The Loft boxes Giant Shoulder, Inc. sells are well suited for commercial wireless deployment. I want the software and firmware to be of good quality. Initially, I'm looking to a deploy point-to-point backhaul distribution. A wireless test kit is another product. So I see the regression suite project as something I've got a vested interested in developing. It's also something that benefits many people.
Regression Testing from 20,000 feet
So the regression testing overview breaks down into many areas:
- Madwifi-ng compile time and build issues including:
- Multiple architectures
- Multiple kernels
- Multiple toolchains
- Clean compiles
- Code coverage
- Unit test cases
- All the above for support tools like kismet, ssh, etc ....
- Madwifi run-time issues including:
- This includes testing many of the different areas you mentioned above
- Performance and Tuning issues
- System issues such as multiple units
Phases of regression testing
Here's one breakdown of possible phases:
- Phase 0 (current phase) -- There's nothing so anything is an improvement
- Phase 1 (basic support works for a known set of features) -- This covers the 20% of the features that are used 80% of the time. Here we've got a descent set of test built up from phase 0 so that things like Master mode, managed, and maybe things like WDS and ADHOC just work. Then the focus can be on either feature set testing or peformance.
- Phase 2a (inter-operability testing basic) -- Perform all the test from Phase 1 with other non-Atheros equipment (IWP2xxx, prism) and other drivers.
- Phase 2b (pretty full support many radios) -- This phase covers that other 80% that's used 20% of the time. These are less mainstream uses.
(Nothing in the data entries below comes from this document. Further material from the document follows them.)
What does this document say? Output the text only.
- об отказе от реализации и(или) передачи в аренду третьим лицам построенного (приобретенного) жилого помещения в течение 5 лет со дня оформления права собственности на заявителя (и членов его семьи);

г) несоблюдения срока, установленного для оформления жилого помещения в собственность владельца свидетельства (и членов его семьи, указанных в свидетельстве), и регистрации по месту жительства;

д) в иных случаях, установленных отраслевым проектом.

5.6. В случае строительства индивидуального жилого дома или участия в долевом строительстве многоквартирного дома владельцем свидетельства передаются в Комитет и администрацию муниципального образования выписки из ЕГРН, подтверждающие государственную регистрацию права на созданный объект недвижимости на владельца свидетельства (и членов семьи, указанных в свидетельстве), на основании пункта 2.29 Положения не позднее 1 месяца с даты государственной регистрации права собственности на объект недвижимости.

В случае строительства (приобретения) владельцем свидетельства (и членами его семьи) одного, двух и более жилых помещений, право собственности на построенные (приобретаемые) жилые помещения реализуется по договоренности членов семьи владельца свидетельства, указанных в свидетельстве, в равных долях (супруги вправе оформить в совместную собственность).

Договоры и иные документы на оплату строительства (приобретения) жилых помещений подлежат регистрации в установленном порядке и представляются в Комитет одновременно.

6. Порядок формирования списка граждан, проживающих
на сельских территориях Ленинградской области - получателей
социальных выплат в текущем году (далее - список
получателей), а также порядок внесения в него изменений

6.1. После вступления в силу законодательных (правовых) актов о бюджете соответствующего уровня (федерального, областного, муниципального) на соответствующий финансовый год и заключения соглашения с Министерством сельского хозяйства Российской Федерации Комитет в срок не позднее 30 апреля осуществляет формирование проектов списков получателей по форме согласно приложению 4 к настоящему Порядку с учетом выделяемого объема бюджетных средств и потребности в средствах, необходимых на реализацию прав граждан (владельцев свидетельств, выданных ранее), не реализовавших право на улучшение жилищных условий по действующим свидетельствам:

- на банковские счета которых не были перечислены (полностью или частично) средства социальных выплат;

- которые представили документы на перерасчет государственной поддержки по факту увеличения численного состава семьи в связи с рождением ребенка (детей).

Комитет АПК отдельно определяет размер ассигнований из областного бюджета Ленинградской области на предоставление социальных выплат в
- Phase 2c -- Interoperate with 2b tests.
My view of quality metrics are the following:
- Software compiles and links
- Software has been known to function properly once
- Software usually functions properly
- Software usually functions properly and is stable
- Software almost never fails
- Software almost never fails and MTBF (mean time between failures) is measured in years of significant portions of years
IMHO, we are between the second and third bullets with madwifi.
More Phase 0 Details
Kismet-stable is running and working. Kismet-newcore is built, but untested. An attempt to migrate to kismet-newcore will happen in the next month.
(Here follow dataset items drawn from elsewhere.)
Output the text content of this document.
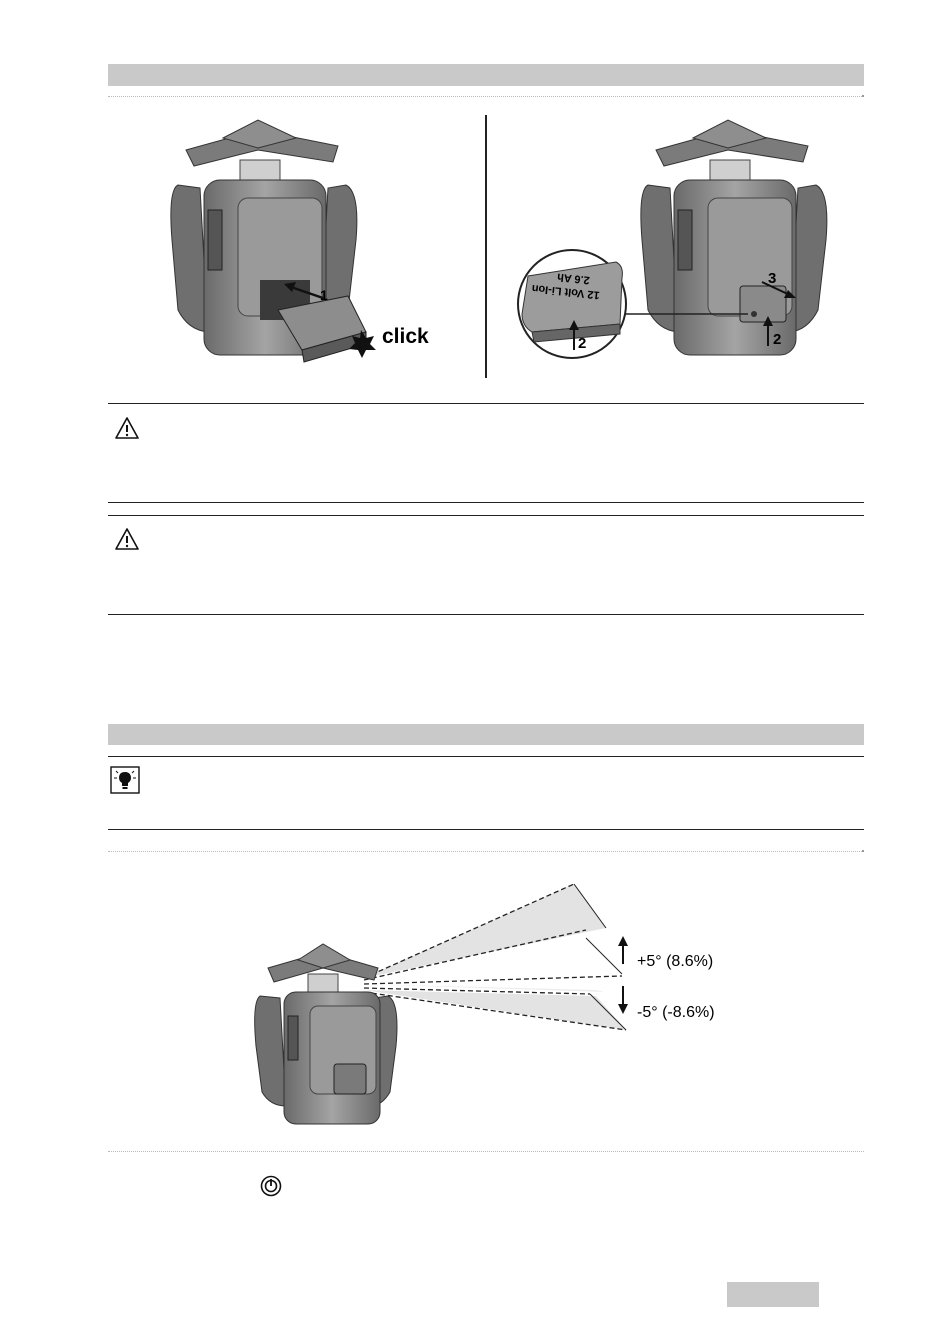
1
click
3
2
12 Volt Li-Ion
2.6 Ah
2
+5° (8.6%)
-5° (-8.6%)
A little more testing on kismet-stable is needed to setup the config file to match the wifi channel being tested and name the .dump file appropriately. Tri-band (A/B/G) card are in my three devices. All configs can be tested, but the A band will be focused on. The two reasons for me to focus on the A band are:
- I'm looking to deploy in the A band.
- There are 0 broadcasters in the A band around the testing and 29 APs in the B/G band.
By using the A band, I'll eliminate the interference issue. By using the B/G bands, link quality will be able to be tested.
I think sqlite3 and a python or web front-end can collate and display the test results.
There's no shortage of work to be done. I'm sure interested individuals or organizations will show up as the ball gets rolling to voice their opinion on things.
Last thoughts for the wiki update pass
As the response you made pointed out, determining what to record and quantify is important. Initially, I'm selecting what I there are the best-of-breed components for the task at hand while trying to minimize re-inventing the wheel. An key element will be having running scripts and a clear strategy laid out so it's easy for others to duplicate and contribute. I think the "meta data" for the testing is very important. I think that includes both the testing frame work and the results.
Cheers, and thanks again to one and all.